Os que acreditam no caminho da revolução dizem que “a tecnologia que hoje oprime a sociedade, amanhã, quando ‘apropriada’ pelos trabalhadores, os liberará e os conduzirá a uma vida melhor”.

Devido a essas concepções sobre tecnologia, os de “coração vermelho e mente cinza” não se mobilizam politicamente para neutralizar a influência dos “corações e mentes cinzas” e tampouco se organizam para influenciar a formação dos estudantes numa outra perspectiva. Contribuem, assim, para que “mentes cinzas ‘sem coração’ sejam formadas”. Isto é, para a formação de estudantes que consideram que “assuntos do coração”, de natureza política e ideológica, não devam ser misturados com o “mundo da tecnologia”.

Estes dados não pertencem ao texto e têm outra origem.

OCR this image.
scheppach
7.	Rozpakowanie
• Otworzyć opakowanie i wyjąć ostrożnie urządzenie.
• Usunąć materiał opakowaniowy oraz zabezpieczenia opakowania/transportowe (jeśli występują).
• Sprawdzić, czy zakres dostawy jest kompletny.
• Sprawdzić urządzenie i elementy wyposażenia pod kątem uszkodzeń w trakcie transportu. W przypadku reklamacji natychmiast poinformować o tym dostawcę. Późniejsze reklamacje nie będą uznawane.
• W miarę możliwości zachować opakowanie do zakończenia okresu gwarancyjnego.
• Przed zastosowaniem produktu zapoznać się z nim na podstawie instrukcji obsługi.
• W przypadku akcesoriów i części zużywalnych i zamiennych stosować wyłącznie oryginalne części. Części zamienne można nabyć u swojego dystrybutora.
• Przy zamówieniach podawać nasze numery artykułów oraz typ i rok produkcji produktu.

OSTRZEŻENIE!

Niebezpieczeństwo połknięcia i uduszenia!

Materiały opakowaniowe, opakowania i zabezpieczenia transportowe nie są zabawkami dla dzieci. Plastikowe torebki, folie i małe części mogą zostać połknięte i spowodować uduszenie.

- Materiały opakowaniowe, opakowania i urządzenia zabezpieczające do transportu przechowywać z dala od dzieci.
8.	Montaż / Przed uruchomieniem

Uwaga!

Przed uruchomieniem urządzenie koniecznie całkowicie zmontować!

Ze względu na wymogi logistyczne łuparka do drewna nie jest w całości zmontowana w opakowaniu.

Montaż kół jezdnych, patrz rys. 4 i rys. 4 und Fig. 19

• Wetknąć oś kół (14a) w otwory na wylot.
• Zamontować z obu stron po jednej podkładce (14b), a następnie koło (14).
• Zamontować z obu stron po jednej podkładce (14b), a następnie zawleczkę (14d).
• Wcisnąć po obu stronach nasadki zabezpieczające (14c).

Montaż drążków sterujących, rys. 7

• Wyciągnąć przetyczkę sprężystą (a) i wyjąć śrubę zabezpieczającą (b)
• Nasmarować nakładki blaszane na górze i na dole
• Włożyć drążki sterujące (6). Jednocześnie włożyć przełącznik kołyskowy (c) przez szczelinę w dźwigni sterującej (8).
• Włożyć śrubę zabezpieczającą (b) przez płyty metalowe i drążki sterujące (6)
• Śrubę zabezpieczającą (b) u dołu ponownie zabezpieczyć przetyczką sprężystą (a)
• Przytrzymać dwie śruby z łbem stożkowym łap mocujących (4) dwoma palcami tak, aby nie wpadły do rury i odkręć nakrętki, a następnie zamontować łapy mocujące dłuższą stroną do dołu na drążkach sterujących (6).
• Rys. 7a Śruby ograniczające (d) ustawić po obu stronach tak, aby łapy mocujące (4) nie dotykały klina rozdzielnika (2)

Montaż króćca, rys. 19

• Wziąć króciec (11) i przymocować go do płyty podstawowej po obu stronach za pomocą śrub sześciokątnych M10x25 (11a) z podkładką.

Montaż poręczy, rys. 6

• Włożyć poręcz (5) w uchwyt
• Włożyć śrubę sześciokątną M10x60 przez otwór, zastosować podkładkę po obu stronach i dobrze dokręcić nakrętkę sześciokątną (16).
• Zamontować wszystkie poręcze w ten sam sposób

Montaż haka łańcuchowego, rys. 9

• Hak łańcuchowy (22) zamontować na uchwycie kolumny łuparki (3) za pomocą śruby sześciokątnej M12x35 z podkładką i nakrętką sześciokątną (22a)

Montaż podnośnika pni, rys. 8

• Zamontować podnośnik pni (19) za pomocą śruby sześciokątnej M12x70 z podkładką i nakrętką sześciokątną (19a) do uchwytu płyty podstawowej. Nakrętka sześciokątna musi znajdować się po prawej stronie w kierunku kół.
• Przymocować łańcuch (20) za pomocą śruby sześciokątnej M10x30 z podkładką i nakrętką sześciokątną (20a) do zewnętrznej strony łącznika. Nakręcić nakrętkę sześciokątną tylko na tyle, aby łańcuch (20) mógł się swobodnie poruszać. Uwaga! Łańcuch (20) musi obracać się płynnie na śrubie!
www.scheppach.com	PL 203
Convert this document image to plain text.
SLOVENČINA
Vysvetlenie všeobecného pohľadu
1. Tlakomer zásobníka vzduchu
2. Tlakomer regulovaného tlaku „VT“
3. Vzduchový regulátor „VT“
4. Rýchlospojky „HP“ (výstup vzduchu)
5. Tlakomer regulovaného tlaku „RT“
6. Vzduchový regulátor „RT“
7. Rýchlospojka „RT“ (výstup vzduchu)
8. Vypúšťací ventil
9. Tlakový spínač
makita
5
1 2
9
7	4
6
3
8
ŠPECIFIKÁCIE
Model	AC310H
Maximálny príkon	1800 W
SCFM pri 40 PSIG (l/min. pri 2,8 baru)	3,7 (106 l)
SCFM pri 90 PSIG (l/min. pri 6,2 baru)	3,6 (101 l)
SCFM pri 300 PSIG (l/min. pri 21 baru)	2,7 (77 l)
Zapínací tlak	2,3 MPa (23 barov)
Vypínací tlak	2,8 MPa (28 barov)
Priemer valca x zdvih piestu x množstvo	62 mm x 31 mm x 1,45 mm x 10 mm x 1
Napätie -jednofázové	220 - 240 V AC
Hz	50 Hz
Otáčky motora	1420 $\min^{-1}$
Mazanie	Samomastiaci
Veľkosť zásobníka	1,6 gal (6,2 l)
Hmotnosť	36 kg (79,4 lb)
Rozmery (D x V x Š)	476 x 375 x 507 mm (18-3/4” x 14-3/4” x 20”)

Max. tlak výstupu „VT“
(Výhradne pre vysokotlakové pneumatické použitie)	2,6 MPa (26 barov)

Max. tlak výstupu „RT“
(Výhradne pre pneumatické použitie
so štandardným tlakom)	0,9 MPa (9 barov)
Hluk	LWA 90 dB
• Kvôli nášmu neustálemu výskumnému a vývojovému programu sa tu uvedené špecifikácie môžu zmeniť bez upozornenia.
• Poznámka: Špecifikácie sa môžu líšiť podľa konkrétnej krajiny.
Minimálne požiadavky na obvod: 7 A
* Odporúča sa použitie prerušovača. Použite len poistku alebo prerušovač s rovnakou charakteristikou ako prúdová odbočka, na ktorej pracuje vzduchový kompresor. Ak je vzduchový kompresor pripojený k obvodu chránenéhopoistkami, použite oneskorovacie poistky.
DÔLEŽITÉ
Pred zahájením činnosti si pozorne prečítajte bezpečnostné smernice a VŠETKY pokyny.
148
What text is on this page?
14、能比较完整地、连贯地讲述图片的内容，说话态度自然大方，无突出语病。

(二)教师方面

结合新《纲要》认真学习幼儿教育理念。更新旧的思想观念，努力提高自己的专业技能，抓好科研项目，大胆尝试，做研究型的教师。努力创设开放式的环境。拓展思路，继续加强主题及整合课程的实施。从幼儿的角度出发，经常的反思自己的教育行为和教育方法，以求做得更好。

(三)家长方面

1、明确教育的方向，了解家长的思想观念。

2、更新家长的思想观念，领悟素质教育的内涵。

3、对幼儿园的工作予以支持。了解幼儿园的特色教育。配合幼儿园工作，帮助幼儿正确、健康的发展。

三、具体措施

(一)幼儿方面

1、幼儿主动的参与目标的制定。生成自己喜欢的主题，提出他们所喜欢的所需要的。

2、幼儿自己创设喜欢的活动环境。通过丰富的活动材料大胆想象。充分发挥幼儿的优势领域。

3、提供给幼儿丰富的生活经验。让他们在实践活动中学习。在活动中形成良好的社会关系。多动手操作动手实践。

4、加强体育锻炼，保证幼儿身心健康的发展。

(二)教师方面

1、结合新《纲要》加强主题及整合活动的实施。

Aqueles de “coração vermelho e mente cinza” não se sentem responsáveis por atuar na elaboração da política pública de ciência e tecnologia. Mesmo sabendo que é ela, em última instância, que define o modo e o ritmo com que ocorre o desenvolvimento da tecnologia social. Por não se dedicarem a intervir nessa política, os “corações vermelhos e mentes cinzas” não conseguem fazer com que a tecnologia social seja priorizada pelo governo.

“Avermelhar mentes e corações” é fundamental para fazer com que o governo priorize a tecnologia social. É atuando na elaboração da política pública de ciência e tecnologia e na formação de estudantes com “mentes vermelhas” que se pode aumentar o ritmo de desenvolvimento de tecnologia voltada à inclusão social.

Acreditamos que a tecnologia social pode desempenhar um papel estratégico para a construção de uma sociedade melhor, e é isso que justifica o tom provocativo, quase militante, que marca este artigo.

Rogério Bezerra da Silva e Renato Dagnino são pesquisadores do Grupo de Análise de Políticas de Inovação (Gapi) do Departamento de Política Científica e Tecnológica da Unicamp.